In California, again, he settled in Berkeley, where he met Sam Hume, who was helping the University of California work out plans for its Greek theatre. With Hume, Pichel produced the first plays put on there. Later he interested a group of public-minded citizens in financing a little theatre in Berkeley, which he managed for three years. It was during this period that he also returned to journalism for one year, as dramatic critic on the San Francisco Daily News. He took the job only on assurance that he could say what he pleased, with no interference from the business office. In spite of this proviso, he was fired when he scored an audience for allowing a three-year-old child to sing a suggestive song. Later came an offer from Metro-Goldwyn-Mayer to join its writing staff. He left, after six months, a complete “bust.” Those were dark days of failure but the days of plenty were soon to follow.

Three years ago, in Los Angeles, Pichel directed Ruth Chatterton in the stage production, The Devil’s Plum Tree. So enthused was Miss Chatterton over his ability that when she became a film star, she suggested that Paramount engage him to direct the dialogue for “The Right to Love.” There was also a difficult character part to fill and Pichel was asked if he would take it. He did — and almost ran away with the picture. Paramount immediately put him under contract as an actor, with the promise that he will later on have a chance to direct. Since then he has played in Murder by the Clock, “The Road to Reno” and the much-disputed “An American Tragedy.” Many critics are of the opinion that Pichel’s work as the district attorney was the outstanding feature of the latter film. He later played the leading male role opposite Tallulah Bankhead in “The Cheat,” and after being featured in “The Miracle Man,” was loaned to Radio Pictures by Paramount to help direct “State’s Attorney.”

Had he really desired an acting career, he would have adopted an easier name than Pichel, as a gesture toward popularity. Actually the name is pronounced as though it were spelled “Pitch-ell,” with emphasis on the first syllable. Years ago, when his grandfather came here from Bohemia, the name was spelled “Pichl” and was then even harder to pronounce. On his mother’s side he is of German and Austrian descent. His mother, whom he greatly resembles, resides in Cincinnati.

Underneath the surface cruelty brought out in his screen characterizations is a great well of tenderness. I wratched him spellbound as he acted the branding scene in “The Cheat,” his eyes aflame with sadistic glee as he applied the white hot iron to Tallulah’s bare shoulder. Five minutes later he was playing with the baby used on an adjoining set.

Each summer for the past few years he has lectured on the theatre in the leading universities, many of whom use his book “Modern Theatre,” as a text in their dramatic courses. He is desirous that the youth of today may fully understand the fine things of which the stage and screen are capable.
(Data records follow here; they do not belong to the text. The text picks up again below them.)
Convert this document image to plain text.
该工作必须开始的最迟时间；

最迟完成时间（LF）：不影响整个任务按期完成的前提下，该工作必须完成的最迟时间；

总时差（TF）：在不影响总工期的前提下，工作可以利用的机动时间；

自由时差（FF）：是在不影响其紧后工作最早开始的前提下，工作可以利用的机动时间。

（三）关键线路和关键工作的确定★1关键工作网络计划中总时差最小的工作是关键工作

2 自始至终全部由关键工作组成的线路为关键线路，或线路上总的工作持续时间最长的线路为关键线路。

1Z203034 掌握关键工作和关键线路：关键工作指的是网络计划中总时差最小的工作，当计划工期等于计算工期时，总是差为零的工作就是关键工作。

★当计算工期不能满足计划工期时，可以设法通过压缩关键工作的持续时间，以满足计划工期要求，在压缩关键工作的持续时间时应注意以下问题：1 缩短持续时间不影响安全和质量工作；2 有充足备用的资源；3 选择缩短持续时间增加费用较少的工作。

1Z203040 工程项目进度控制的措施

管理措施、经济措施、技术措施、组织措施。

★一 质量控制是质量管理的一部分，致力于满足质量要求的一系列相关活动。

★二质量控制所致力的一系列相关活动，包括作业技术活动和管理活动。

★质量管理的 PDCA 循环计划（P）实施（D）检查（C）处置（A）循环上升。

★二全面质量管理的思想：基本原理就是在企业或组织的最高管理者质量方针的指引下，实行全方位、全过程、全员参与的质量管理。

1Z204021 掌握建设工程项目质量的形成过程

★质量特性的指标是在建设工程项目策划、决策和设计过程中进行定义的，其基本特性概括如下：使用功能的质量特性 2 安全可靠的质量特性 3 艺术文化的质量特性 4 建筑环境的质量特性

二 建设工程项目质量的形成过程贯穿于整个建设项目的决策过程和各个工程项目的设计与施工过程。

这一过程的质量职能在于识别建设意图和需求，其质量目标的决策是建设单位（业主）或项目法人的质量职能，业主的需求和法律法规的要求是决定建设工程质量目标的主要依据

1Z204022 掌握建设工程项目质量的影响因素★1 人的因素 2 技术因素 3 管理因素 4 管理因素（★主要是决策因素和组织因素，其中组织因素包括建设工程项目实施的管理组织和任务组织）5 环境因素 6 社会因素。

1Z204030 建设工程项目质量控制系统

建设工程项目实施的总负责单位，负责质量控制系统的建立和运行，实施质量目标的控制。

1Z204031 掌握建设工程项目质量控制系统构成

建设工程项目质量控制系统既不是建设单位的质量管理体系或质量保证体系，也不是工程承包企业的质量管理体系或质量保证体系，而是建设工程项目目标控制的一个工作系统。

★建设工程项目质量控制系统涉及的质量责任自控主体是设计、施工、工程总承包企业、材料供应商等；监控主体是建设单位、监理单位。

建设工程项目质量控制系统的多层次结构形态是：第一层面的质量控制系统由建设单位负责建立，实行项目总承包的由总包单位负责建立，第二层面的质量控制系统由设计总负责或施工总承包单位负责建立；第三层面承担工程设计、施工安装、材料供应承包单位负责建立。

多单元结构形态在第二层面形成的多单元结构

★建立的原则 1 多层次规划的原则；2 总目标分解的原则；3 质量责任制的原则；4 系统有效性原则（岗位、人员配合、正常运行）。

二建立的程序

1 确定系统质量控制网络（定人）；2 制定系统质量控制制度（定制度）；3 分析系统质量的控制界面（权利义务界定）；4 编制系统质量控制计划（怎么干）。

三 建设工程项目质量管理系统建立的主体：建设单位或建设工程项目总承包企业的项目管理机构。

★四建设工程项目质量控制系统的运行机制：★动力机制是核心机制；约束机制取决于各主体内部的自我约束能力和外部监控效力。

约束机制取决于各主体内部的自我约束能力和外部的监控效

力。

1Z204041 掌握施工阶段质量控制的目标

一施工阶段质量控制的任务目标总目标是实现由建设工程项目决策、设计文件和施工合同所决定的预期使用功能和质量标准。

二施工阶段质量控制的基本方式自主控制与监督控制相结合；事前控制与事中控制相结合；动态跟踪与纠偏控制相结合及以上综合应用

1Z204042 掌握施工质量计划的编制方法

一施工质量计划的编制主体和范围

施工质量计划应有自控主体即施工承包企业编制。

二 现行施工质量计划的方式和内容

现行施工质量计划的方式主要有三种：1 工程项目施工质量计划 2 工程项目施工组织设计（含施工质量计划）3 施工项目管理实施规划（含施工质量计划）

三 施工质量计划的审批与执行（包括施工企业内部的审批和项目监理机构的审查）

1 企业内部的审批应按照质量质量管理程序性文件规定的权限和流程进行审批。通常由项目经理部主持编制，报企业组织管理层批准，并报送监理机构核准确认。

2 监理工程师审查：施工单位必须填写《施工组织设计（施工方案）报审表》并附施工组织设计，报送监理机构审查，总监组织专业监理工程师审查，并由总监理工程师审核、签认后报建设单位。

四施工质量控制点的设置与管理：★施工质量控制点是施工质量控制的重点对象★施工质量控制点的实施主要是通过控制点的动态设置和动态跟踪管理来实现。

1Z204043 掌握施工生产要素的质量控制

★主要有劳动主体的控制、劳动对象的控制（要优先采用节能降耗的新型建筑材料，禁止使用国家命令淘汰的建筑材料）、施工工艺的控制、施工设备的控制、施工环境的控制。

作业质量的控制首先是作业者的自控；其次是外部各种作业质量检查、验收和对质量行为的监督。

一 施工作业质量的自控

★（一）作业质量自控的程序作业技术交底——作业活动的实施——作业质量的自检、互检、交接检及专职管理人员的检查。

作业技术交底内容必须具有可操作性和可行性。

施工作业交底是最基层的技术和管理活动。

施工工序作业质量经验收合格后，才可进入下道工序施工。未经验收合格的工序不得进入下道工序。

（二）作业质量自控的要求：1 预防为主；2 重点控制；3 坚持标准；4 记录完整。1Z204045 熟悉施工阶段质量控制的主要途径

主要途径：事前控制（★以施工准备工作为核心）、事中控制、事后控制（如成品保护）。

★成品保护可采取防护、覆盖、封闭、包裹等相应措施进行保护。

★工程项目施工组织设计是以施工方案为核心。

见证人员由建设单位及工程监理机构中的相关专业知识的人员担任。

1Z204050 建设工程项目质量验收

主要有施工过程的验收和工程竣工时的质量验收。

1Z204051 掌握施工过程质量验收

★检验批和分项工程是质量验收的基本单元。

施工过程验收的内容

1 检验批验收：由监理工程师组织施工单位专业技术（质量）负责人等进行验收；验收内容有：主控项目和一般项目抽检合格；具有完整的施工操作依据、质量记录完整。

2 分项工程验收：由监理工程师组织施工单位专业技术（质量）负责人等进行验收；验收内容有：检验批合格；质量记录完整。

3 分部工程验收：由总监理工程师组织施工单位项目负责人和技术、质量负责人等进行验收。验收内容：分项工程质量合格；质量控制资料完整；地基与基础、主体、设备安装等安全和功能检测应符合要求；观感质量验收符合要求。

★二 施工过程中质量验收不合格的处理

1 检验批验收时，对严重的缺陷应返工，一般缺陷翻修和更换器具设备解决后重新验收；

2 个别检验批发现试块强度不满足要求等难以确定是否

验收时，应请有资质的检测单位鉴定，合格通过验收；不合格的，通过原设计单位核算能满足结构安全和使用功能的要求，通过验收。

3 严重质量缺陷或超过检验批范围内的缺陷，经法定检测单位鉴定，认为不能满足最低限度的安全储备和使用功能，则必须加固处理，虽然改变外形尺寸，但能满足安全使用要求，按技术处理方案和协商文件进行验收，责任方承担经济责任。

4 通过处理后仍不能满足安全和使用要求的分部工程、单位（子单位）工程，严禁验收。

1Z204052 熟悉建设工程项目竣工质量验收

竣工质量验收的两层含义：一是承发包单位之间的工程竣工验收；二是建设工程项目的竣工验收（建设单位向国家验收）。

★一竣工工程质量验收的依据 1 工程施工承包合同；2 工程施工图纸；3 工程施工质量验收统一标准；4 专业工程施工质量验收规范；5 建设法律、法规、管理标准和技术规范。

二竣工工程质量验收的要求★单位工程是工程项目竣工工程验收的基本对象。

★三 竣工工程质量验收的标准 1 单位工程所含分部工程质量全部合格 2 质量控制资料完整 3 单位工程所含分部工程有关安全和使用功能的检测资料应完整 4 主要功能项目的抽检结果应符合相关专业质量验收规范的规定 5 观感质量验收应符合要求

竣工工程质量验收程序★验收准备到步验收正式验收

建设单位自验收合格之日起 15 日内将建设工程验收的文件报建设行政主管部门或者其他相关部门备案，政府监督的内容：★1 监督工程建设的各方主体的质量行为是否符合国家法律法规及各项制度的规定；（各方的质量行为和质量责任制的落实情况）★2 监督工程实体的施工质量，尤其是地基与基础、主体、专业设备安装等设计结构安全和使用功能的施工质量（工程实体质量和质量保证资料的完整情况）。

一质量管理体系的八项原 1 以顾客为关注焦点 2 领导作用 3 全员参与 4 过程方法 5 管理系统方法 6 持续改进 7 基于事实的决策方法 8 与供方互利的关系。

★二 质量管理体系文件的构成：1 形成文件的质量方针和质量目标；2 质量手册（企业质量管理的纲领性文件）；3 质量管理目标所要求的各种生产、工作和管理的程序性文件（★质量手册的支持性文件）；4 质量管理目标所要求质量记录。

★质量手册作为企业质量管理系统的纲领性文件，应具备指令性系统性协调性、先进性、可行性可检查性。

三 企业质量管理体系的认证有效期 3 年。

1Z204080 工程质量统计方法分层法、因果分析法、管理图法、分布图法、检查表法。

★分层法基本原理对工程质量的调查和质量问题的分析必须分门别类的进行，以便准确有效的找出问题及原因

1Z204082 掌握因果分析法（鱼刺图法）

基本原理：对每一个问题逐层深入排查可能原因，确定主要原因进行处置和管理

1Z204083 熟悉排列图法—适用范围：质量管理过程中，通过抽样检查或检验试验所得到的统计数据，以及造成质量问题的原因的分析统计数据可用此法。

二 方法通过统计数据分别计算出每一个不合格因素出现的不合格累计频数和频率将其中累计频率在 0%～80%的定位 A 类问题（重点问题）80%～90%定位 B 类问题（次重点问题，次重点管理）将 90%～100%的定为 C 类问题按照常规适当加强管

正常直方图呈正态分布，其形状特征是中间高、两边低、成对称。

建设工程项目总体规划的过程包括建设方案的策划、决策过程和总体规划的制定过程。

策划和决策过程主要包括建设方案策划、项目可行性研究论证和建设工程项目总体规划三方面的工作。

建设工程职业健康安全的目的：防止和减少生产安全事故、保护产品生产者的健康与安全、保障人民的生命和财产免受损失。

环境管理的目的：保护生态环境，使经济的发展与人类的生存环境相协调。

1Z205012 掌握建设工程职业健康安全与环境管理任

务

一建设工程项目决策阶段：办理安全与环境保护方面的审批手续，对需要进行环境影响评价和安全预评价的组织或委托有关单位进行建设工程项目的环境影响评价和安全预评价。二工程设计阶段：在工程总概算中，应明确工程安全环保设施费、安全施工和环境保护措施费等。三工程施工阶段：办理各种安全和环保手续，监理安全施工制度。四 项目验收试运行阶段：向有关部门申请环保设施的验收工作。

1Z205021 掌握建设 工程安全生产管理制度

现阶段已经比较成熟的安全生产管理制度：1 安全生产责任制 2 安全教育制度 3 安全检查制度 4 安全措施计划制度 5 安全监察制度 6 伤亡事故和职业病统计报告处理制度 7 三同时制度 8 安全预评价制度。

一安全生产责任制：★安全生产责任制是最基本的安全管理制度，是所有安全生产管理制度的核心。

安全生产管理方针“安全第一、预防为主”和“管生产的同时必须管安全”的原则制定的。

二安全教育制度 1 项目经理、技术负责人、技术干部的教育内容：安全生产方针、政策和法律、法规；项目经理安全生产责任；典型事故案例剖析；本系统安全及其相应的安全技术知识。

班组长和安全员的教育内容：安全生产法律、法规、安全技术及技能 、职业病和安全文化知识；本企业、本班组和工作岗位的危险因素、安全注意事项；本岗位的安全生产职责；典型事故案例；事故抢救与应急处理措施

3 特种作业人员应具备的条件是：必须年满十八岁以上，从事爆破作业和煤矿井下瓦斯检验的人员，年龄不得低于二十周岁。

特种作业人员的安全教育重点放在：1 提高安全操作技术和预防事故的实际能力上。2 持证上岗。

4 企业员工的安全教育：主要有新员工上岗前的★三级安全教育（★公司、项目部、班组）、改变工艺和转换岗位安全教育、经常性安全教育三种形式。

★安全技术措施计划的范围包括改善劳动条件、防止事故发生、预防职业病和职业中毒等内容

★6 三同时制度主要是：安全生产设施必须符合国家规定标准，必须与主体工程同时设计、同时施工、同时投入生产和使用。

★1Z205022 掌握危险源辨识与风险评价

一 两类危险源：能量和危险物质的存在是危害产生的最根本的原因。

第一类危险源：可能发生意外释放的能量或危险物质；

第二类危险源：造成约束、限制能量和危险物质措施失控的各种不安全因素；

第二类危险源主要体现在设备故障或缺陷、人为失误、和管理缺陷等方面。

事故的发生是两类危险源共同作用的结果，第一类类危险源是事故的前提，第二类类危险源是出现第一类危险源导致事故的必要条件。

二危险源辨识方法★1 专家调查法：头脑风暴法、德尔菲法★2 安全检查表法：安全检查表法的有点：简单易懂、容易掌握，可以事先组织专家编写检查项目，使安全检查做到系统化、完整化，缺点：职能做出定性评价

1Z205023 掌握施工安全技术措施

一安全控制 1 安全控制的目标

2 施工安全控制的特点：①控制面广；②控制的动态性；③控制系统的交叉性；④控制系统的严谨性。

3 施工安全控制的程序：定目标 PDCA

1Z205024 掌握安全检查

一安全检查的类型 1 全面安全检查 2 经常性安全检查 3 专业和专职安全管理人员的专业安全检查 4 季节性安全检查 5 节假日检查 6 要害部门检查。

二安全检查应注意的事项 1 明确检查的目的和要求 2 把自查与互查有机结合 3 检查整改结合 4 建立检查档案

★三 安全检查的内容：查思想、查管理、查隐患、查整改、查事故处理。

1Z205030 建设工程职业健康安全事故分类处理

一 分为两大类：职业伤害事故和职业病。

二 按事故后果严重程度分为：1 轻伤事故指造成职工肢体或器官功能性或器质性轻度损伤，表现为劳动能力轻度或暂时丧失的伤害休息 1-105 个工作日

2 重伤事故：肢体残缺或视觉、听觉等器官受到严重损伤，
Should any of his own three sons, ages eleven, seven and a half, and two and a half, desire a theatrical career, they will have only the finest standards to follow.

Here is a man who combines those rare traits of true artistry and good, hard common sense. After sixteen years’ service to the theatre, Irving Pichel is at last serving himself and family. He is winning an enviable reputation as an actor and a neat fortune besides. Artistic to his fingertips, he is in no sense “arty.” His ideas on the theatre, and especially direction, while somewhat revolutionary, are not extreme.

Meanwhile he’s showing Miss 1932 a new type of leading man which, judging from his fan mail, is going over in a big way.

Photo by Shalitt

His parents wanted him to be a doctor and Irving wanted to be a writer. So he compromised on being an actor, later becoming a theatrical director. His name, which, by the way, was brought by his grandfather from Bohemia, is pronounced as if it were spelled Pitch-ell.

After playing the male lead in “Cheat,” Irving Pichel went to Hollywood to appear in “The Miracle Man.” In his next picture, “State’s Attorney,” he acted a part as well as directing the dialogue.